According to the traditional method, our system will only be able to make 2 decisions: near and far. With the help of Figure 1, we can imagine the distance between the 2 cars as being divided into 2 halves, each half with its corresponding decision. The traditional analysis of the distance between the 2 cars means that we can make only 2 decisions, which can be formulated in an "if-then" structure: if condition then consequence.
If car B is near, then brake.
If car B is far, then don't brake.
If we assume that our car will always be faster than car B and we also take into consideration the rules above, then the system will always brake if car B gets anywhere close to our "Near" area, no matter how close, or far, the cars actually are. Once the distance between the cars is again in the Far interval, our car will re-start and continue until it suddenly brakes again because it reached the "Near" interval.
The approach that the fuzzy logic brings is that the answer will always be between 0 and 1, including these two. Therefore, the representation of the distance between the two cars will look more like a gradient, as shown in figure 2.
This way we can obtain sets of rules like the ones above, asking more natural questions:
Is car B close?
Answer: 0.2 (not very close)
If car B is as close as 0.2, then brake 0.2 (not so suddenly and strong).
Answer: 0.8 (pretty close)
If car B is 0.8 close, then brake 0.8 (pretty suddenly and strong).
The example above offers a more ambiguous answer to our question, an answer that can be found in the interval [0,1]. A fuzzy number has a fuzzy set as a correspondent and they can be associated (in this case, it's the set "not very close").
In a real situation, a self-driving car mechanism that would implement the fuzzy logic would be much better at imitating the human behavior, with the car being able to adapt its speed according to the distance between cars without suddenly braking.
This definitely made you curious about the algorithm that can be implemented in a fuzzy system. This implementation is a very natural one although it has some specific notions (they are suggestive though).
A fuzzy controller or a fuzzy mechanism is nothing but a car that uses the fuzzy logic. This controller can be a hardware or a software system or both, its purpose being to apply the fuzzy logic in such a way that it interprets the data like a human being would, but much faster.
The flow of such a mechanism is represented by the following steps:
Receiving measurement information from another system (in our case that would be a sensor that measures the distance between the 2 cars).
E.g: 4 m, 5 m etc.
Let's not forget that our system can only process fuzzy data sets. Therefore, we need to transform the data we receive from crisp data into fuzzy data. These transformations are done according to some metrics established by an expert in applicability.
E.g: 4 m represents a value of 0.3 of "Near".
The resulting set of fuzzy data is used as input in the fuzzy rules of the type if-then, which result in another set of fuzzy data.
E.g: If car B is 0.3 m close, then brake 0.3 (not very strong)
The last step means transforming the fuzzy data into crisp data, so that the systems that read the output from the fuzzy controller can take the right decisions.
E.g: 0.3 brake can mean lowering the speed by 30%.

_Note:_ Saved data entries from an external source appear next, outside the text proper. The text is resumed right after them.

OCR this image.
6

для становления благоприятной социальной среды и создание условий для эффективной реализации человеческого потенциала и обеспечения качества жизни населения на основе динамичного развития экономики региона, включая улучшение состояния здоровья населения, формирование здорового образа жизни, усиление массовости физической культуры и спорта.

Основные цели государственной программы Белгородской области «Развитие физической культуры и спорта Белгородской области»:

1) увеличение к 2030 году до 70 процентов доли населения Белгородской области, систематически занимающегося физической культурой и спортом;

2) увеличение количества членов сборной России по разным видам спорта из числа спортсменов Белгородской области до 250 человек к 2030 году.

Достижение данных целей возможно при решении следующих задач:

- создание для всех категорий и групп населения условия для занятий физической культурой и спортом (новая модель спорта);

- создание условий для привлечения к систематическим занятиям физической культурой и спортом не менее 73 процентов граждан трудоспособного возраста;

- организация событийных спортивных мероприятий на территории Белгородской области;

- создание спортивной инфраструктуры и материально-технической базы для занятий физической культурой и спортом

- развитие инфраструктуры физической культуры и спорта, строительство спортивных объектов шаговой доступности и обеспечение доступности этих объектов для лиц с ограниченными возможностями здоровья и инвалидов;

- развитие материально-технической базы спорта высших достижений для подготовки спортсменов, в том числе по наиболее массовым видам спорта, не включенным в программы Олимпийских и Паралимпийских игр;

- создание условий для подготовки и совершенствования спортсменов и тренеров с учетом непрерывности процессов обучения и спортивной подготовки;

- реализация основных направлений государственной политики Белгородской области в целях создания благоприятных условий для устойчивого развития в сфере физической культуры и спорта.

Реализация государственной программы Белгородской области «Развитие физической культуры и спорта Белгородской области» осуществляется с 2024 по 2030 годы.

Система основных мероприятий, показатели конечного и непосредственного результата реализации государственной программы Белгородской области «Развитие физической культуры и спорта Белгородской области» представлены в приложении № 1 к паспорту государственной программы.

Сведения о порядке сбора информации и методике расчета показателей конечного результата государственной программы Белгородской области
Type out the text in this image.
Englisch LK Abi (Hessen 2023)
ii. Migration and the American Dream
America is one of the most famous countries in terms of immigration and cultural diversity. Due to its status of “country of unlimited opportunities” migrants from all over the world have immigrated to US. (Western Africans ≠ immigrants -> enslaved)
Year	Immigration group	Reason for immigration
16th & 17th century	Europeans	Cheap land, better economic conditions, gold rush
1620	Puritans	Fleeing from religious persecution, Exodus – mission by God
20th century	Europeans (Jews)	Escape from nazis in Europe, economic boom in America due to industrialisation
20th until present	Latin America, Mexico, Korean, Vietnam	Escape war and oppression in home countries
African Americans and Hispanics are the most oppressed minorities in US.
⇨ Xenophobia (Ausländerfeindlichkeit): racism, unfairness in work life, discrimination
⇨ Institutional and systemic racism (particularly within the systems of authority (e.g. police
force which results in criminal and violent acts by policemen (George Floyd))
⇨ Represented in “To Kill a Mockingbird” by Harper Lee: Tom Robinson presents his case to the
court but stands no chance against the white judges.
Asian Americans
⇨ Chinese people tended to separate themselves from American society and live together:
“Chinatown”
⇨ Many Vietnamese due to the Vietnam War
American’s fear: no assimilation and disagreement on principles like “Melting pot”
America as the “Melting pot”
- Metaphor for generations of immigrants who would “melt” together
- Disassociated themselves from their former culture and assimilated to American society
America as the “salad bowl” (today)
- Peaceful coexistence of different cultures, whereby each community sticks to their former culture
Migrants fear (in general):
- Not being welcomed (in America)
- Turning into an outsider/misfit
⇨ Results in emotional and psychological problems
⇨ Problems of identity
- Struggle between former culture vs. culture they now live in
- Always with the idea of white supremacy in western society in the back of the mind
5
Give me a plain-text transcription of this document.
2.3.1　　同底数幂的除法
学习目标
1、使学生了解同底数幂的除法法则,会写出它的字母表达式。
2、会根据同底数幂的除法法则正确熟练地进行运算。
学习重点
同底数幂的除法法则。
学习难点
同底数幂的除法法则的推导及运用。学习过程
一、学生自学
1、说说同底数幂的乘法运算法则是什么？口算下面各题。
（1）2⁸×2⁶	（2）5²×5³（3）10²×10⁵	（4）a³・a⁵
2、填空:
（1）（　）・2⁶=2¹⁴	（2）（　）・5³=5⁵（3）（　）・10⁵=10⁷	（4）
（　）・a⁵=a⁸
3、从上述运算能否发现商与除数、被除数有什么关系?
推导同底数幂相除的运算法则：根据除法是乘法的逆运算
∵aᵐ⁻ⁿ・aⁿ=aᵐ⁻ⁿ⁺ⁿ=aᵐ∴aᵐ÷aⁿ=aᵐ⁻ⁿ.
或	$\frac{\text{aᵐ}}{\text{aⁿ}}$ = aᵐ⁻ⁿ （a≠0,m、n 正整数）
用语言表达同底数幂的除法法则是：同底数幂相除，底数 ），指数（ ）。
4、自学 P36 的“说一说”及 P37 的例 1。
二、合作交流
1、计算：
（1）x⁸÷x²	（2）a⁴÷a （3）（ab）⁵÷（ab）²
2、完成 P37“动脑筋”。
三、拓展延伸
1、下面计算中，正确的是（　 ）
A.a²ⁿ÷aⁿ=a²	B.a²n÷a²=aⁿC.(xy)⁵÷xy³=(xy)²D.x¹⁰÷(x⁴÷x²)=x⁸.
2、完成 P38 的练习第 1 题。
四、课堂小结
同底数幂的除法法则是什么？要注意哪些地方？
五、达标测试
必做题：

However, the architectural details of a system that uses this type of flow makes for another discussion. I hope that the theoretical aspects I presented in this article have been clear and have offered you a detailed picture of the concept behind the fuzzy logic and the systems that implement it.
I recommend you continue to try and discover, on your own, the practical applications of the systems that use prof. Zadeh's line of thought. The benefits it brings can be incredible and can bring quality and precisions to any project you are developing.